We wandered here and there, and finally became aware of the sound of voices. They came from a large room that reminded me even more of a hospital, complete with an operating table at its center. And on that operating table lay… Chickie Hay!
“Max, what are they doing to her!” Dooley cried.
“Don’t look, Dooley! Cover your eyes!”
“They’re operating on her, Max, even though she’s dead!”
The sight was so upsetting we decided to flee the scene, and soon found ourselves in yet another room, this time a very cold one. The door behind us slammed shut and as I glanced around I had the impression that all those white sheets on all of those metal tables were covering something that could only be…
“Dead people!” Dooley cried as he caught sight of one person without a sheet.

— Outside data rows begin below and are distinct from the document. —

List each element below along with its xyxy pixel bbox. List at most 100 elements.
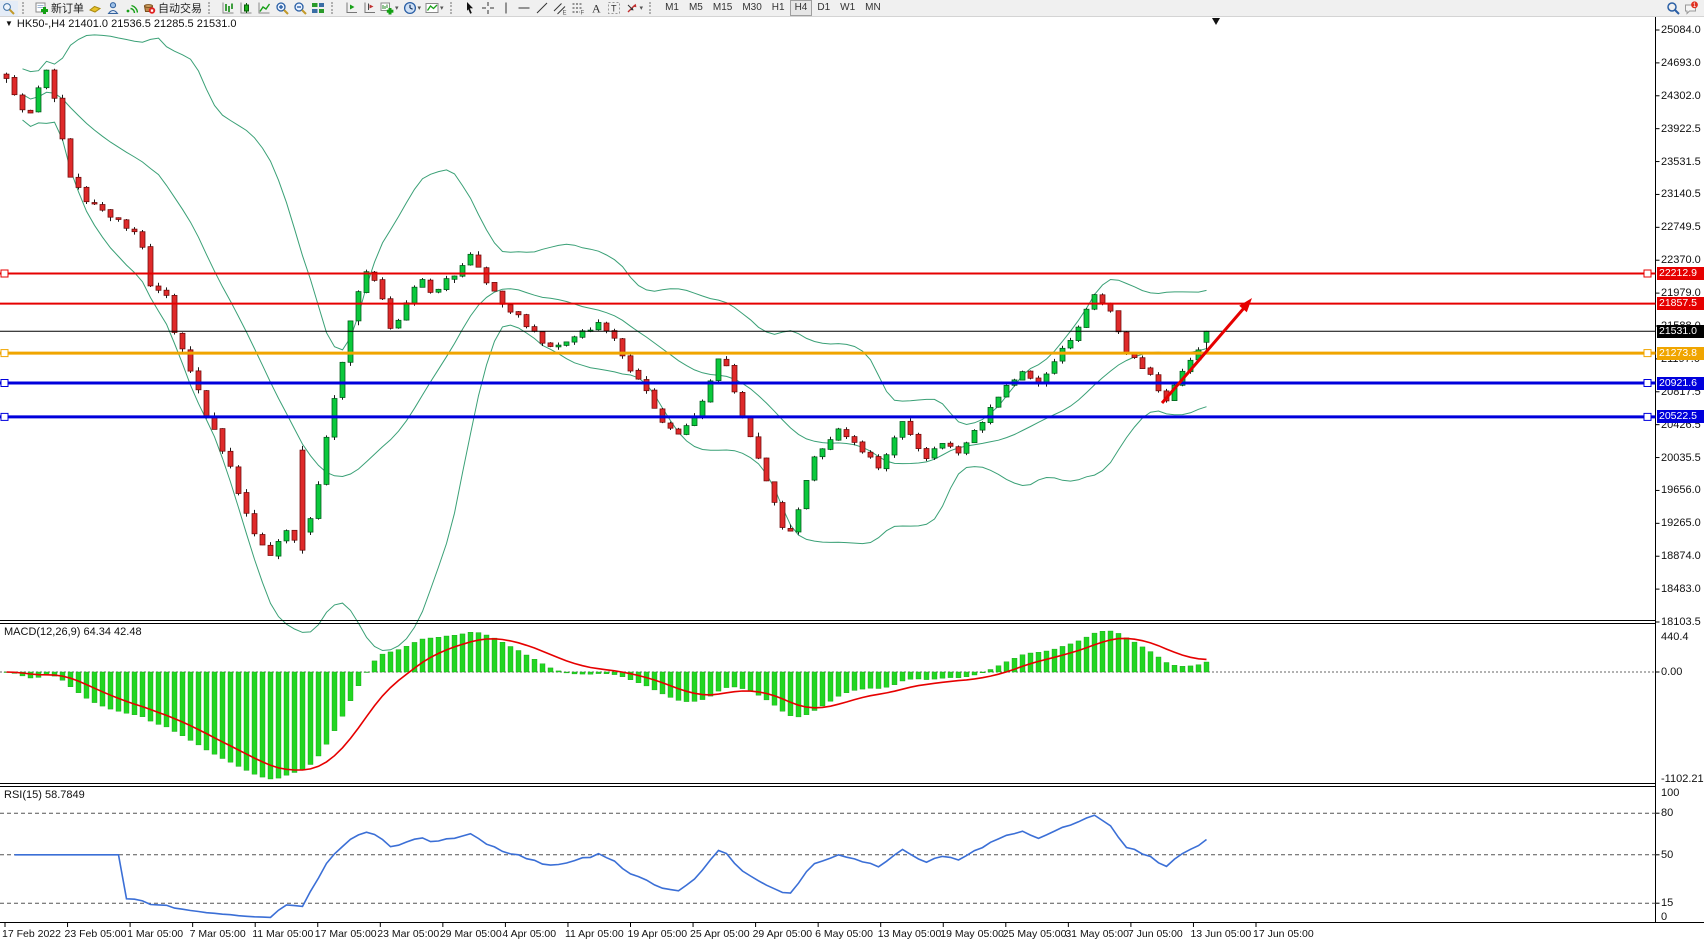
autotrade-icon [142,1,156,15]
price-axis-label: 23531.5 [1661,155,1701,168]
price-axis-label: 19656.0 [1661,484,1701,497]
objects-list-button[interactable] [360,1,378,16]
new-order-button[interactable]: 新订单 [33,1,86,16]
zoom-in-icon [275,1,289,15]
arrows-button[interactable]: ▾ [623,1,646,16]
notifications-button[interactable]: 1 [1682,1,1700,16]
time-axis-label: 29 Mar 05:00 [439,928,502,940]
time-axis-label: 17 Feb 2022 [2,928,61,940]
svg-text:T: T [611,4,617,14]
zoom-out-button[interactable] [291,1,309,16]
channel-icon: E [553,1,567,15]
trendline-button[interactable] [533,1,551,16]
time-axis-label: 7 Jun 05:00 [1127,928,1183,940]
timeframe-m5-button[interactable]: M5 [688,2,703,13]
cursor-button[interactable] [461,1,479,16]
timeframe-m1-button[interactable]: M1 [665,2,679,13]
dropdown-arrow-icon[interactable]: ▾ [440,5,444,12]
new-chart-icon [380,1,394,15]
price-axis-label: 23922.5 [1661,122,1701,135]
periods-button[interactable]: ▾ [401,1,424,16]
price-axis[interactable]: 25084.0 24693.0 24302.0 23922.5 23531.5 23140… [1656,16,1704,943]
vline-icon [499,1,513,15]
timeframe-h4-button[interactable]: H4 [789,0,813,16]
price-axis-label: 18483.0 [1661,583,1701,596]
bar-chart-button[interactable] [219,1,237,16]
price-axis-label: 20035.5 [1661,451,1701,464]
dropdown-arrow-icon[interactable]: ▾ [639,5,644,12]
vertical-line-button[interactable] [497,1,515,16]
time-axis-label: 31 May 05:00 [1065,928,1129,940]
cursor-icon [463,1,477,15]
clock-icon [403,1,417,15]
price-axis-label: 23140.5 [1661,188,1701,201]
macd-axis-zero: 0.00 [1661,666,1683,678]
dropdown-arrow-icon[interactable]: ▾ [417,5,422,12]
zoom-in-button[interactable] [273,1,291,16]
new-order-icon [35,1,49,15]
tile-windows-button[interactable] [309,1,327,16]
indicators-button[interactable] [342,1,360,16]
horizontal-line-button[interactable] [515,1,533,16]
toolbar: 新订单 自动交易 ▾ ▾ ▾ E F A T ▾ M1 M5 M15 M30 H1 H4 D1 W1 MN 1 [0,0,1704,17]
crosshair-button[interactable] [479,1,497,16]
experts-button[interactable] [104,1,122,16]
timeframe-mn-button[interactable]: MN [865,2,881,13]
time-axis-label: 17 Mar 05:00 [314,928,377,940]
svg-text:F: F [580,11,584,16]
new-chart-button[interactable]: ▾ [378,1,401,16]
toolbar-left-group: 新订单 自动交易 ▾ ▾ ▾ E F A T ▾ M1 M5 M15 M30 H1 H4 D1 W1 MN [0,0,886,16]
line-chart-button[interactable] [255,1,273,16]
price-axis-label: 18103.5 [1661,616,1701,628]
symbols-button[interactable] [86,1,104,16]
dropdown-arrow-icon[interactable]: ▾ [395,5,399,12]
toolbar-separator [208,2,216,14]
price-axis-label: 24693.0 [1661,56,1701,69]
price-line-tag: 20522.5 [1657,410,1704,424]
chart-preview-button[interactable] [0,0,18,16]
text-label-button[interactable]: T [605,1,623,16]
time-axis-label: 11 Apr 05:00 [564,928,624,940]
time-axis-label: 4 Apr 05:00 [502,928,557,940]
search-button[interactable] [1664,1,1682,16]
bar-chart-icon [221,1,235,15]
indicator-red-icon [362,1,376,15]
price-axis-label: 22370.0 [1661,254,1701,267]
time-axis-label: 1 Mar 05:00 [127,928,184,940]
price-axis-label: 24302.0 [1661,89,1701,102]
new-order-button-label: 新订单 [51,3,84,15]
price-line-tag: 22212.9 [1657,266,1704,280]
rsi-indicator-label: RSI(15) 58.7849 [4,789,85,801]
chart-preview-icon [2,1,16,15]
time-axis-label: 19 May 05:00 [940,928,1004,940]
price-axis-label: 22749.5 [1661,221,1701,234]
timeframe-w1-button[interactable]: W1 [840,2,856,13]
chart-title-text: HK50-,H4 21401.0 21536.5 21285.5 21531.0 [16,18,237,30]
line-chart-icon [257,1,271,15]
templates-button[interactable]: ▾ [423,1,446,16]
signal-icon [124,1,138,15]
timeframe-h1-button[interactable]: H1 [771,2,785,13]
template-icon [425,1,439,15]
zoom-out-icon [293,1,307,15]
autotrade-button[interactable]: 自动交易 [140,1,204,16]
timeframe-m30-button[interactable]: M30 [742,2,762,13]
time-axis-label: 29 Apr 05:00 [752,928,813,940]
timeframe-m15-button[interactable]: M15 [712,2,733,13]
toolbar-separator [22,2,30,14]
fibonacci-button[interactable]: F [569,1,587,16]
time-axis-label: 23 Feb 05:00 [64,928,127,940]
signals-button[interactable] [122,1,140,16]
text-icon: A [589,1,603,16]
crosshair-icon [481,1,495,15]
timeframe-d1-button[interactable]: D1 [817,2,831,13]
symbol-dropdown-icon[interactable]: ▼ [5,19,13,28]
candle-chart-button[interactable] [237,1,255,16]
svg-text:A: A [592,2,601,16]
time-axis[interactable]: 17 Feb 2022 23 Feb 05:00 1 Mar 05:00 7 Mar … [0,923,1704,943]
time-axis-label: 25 May 05:00 [1002,928,1067,940]
text-button[interactable]: A [587,1,605,16]
toolbar-separator [331,2,339,14]
equidistant-channel-button[interactable]: E [551,1,569,16]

And as the truth came home to me that we were surrounded by dead people from all sides, my appetite suddenly went right out the window. I was hungry no more!
“This place is full of dead people, Max!” cried Dooley.
“I know, Dooley!”
“I don’t like it!”
“I don’t like it, either!”
Unfortunately the door was shut, and so we were pretty much stuck in there. I might mention that it was also very cold in there—freezing cold, in fact.
“Scream, Dooley,” I said. “We need to get out of here.”
And so scream we did. We meowed, we yowled, we mewed, and we screamed up a storm. Before long, a human person, a live one, yanked open the door and when he saw us scratched his head and muttered, “Well, I’ll be damned.” Then he shouted, “Abe! There’s two cats in the freezer!”
Abe came waddling up and when he saw us frowned deeply.
“Those are Odelia Poole’s cats,” he said. “How did they get in there?”
“Max!” Dooley cried. “He’s got blood… on his hands!”
And so he had. Abe’s gloved hands were covered in blood, and so was his apron. In fact he looked more like a butcher than a doctor!
So we both screamed some more.
“Call Odelia,” said Abe. “Tell her that her cats somehow got shipped back here.”
“Probably hitched a ride with the body,” said the man who’d opened the door for us.
“Yeah, probably.” He chuckled freely. “Funny.”
I didn’t think it was all that funny, though. Not funny at all.
“Take them in the kitchen,” Abe instructed. “And give them some milk, will you?”
And so the guy picked us both up and carried us out of the horrible dead people freezer. He took us into a kitchen, where it was warm and didn’t smell like a hospital, and gave us a saucer of milk, and a couple of slices of liverwurst. And by the time Odelia finally showed up, we’d both settled down a little from our most terrifying ordeal.
“Oh, my sweet pets,” she said as she knelt down. “What happened to you guys, huh?”